'A Light of Little Radiance', by Beverley Lee & Keith Anthony Baird
Selina Dragavei wanders the northern wastes in fear of persecution from the Holy Roman Church. In Europe's Dark Age, witchfinders scour the lands and traveller folk such as she are put to flame and suffering. On the ruthless steppes, she evades them but something far sinister will lay claim to her soul.
Returning to the world of men, a dark, transformed Selina has a thirst for blood and only the drift down through the centuries will quench it. But she won't make that journey alone, as she determines to bring others to her. As a troupe of entertainers, they attend pageants, festivals, and even royal galas, where a family bound to darkness feed on unsuspecting mortals. Such debauchery, however, does not go unnoticed. Famed witchfinder, Desider von Brandenburg, becomes obsessed with bringing this band of vampire-devils to a righteous cleansing, and so a deadly game of cat and mouse ensues.
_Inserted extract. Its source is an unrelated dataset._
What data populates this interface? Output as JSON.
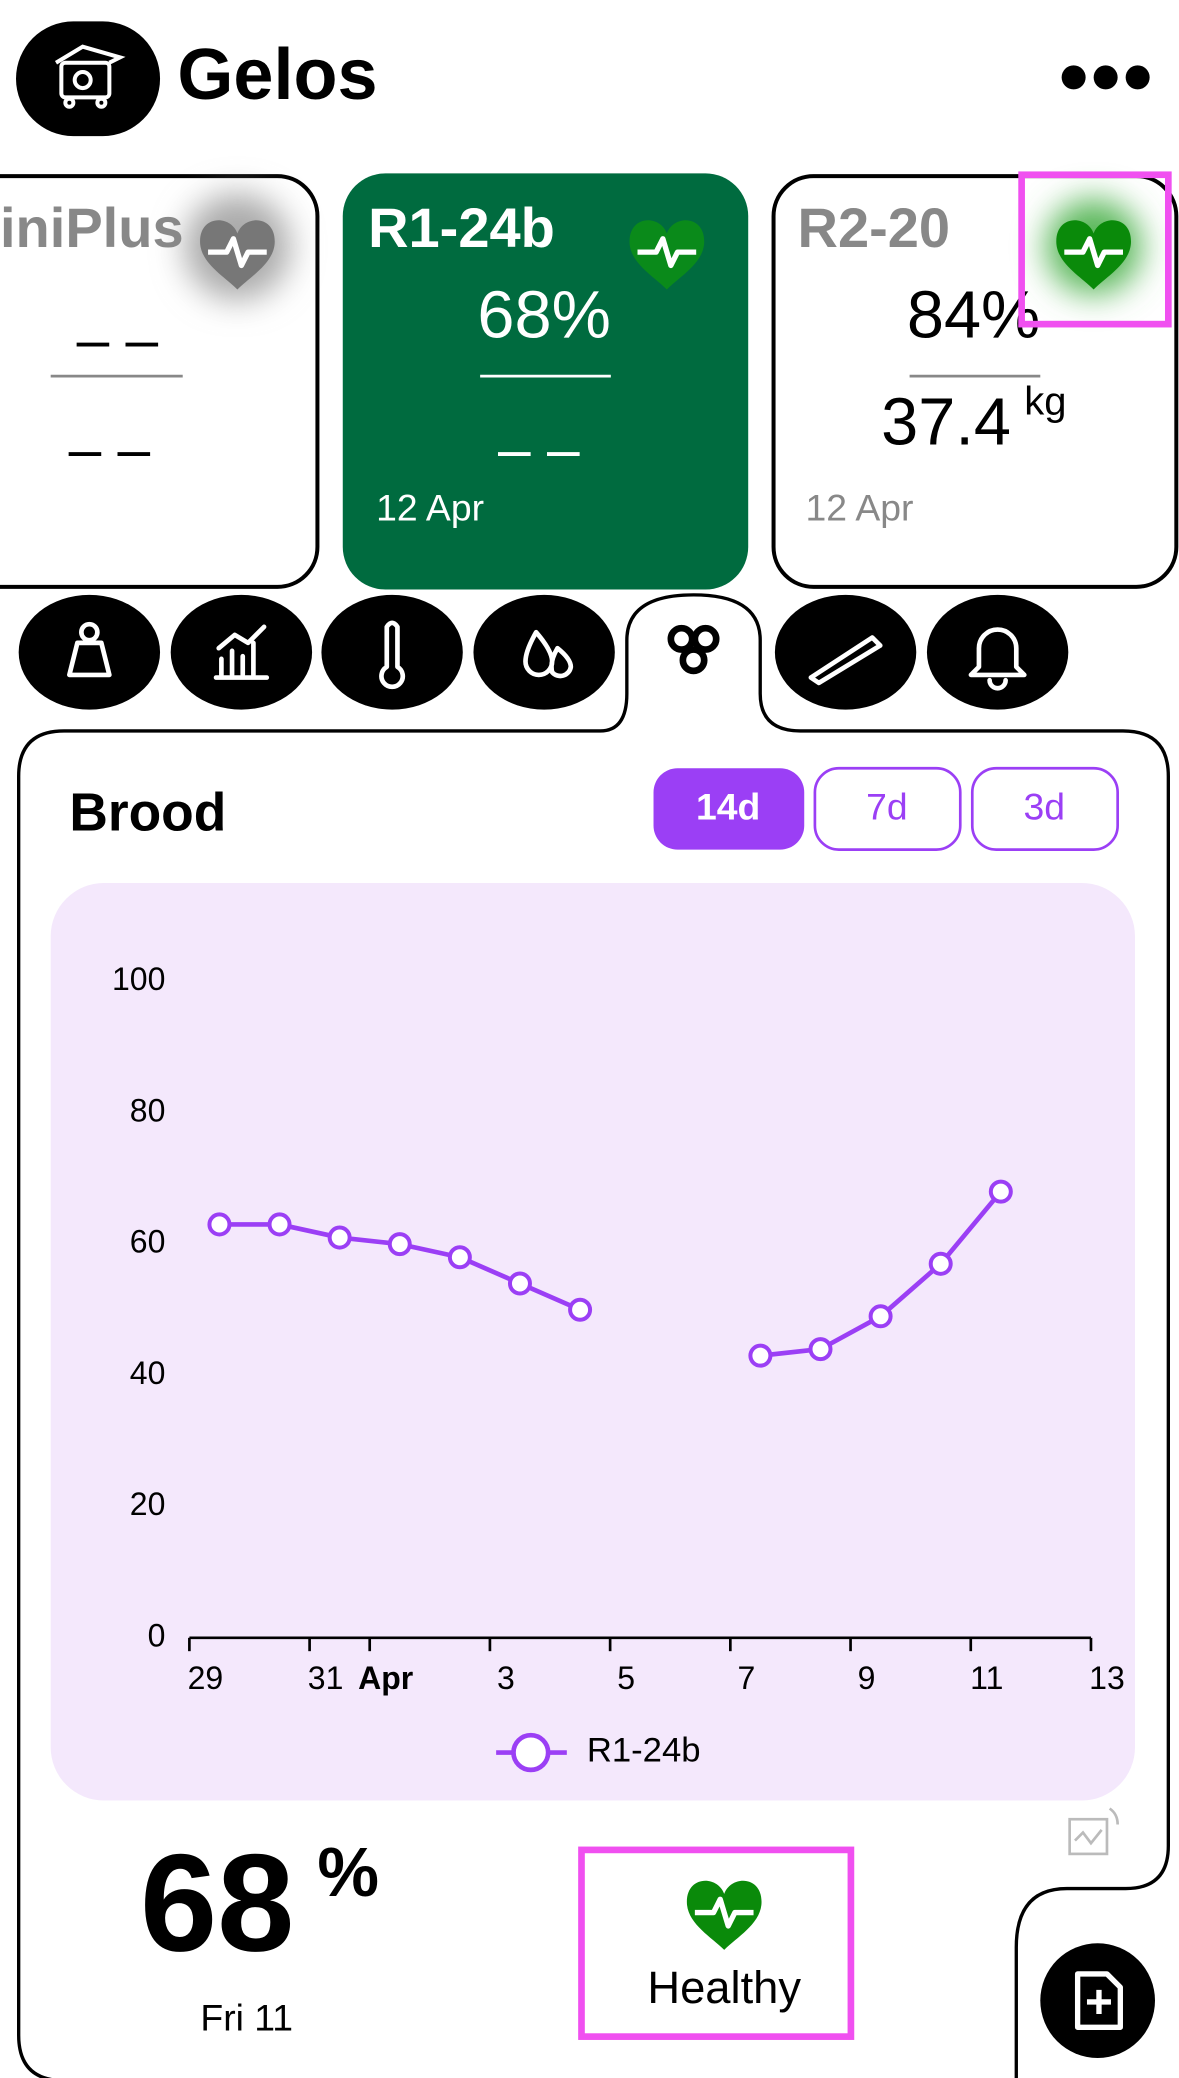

Will the holy man bring God's wrath down upon them, or will Selina and her nightwalkers battle the might of Heaven and emerge unscathed? Only instinct, cunning, and a little luck under the watch of a wolf moon will tell...
Akin to a European Middle-Age ‘Near Dark’, this book follows vampire Selina and her little family of jongleurs travelling their show across Europe. The authors have clearly done their research and the atmosphere is top-notch, conveying the sense of plague-ridden townships where physical monsters are just another part of life. Everyone’s trying to survive, and some have it down to an art as they draw in their prey.
These vampires are a varied bunch, with every character clearly drawn, be they parents or children - the latter as endearing and fallible as any young animal with poor impulse-control. We’re never allowed to forget that human-looking though they are, these are predators, and the sense of the Hunt is primary throughout the book.
As such, the pace never flags. From Selina’s first creation to the forming of her ‘pack’, then on to their frantic race to find safety against determined hunters… Some chapters are literal cliff-hangers, and I genuinely cared for the well-being of these killers because the agents of God chasing them seemed so much worse.
This book is both a solid adventure in its own right as well as what seems like a slice of a larger tale. The world-building is so solid that I felt as if I’d stepped in at the beginning of just one person’s perspective, and there could be even more going on across this vicious dark landscape.
Moody, engaging and gorgeously written, I enjoyed my time within these pages and hope that the authors continue more in this haunting world.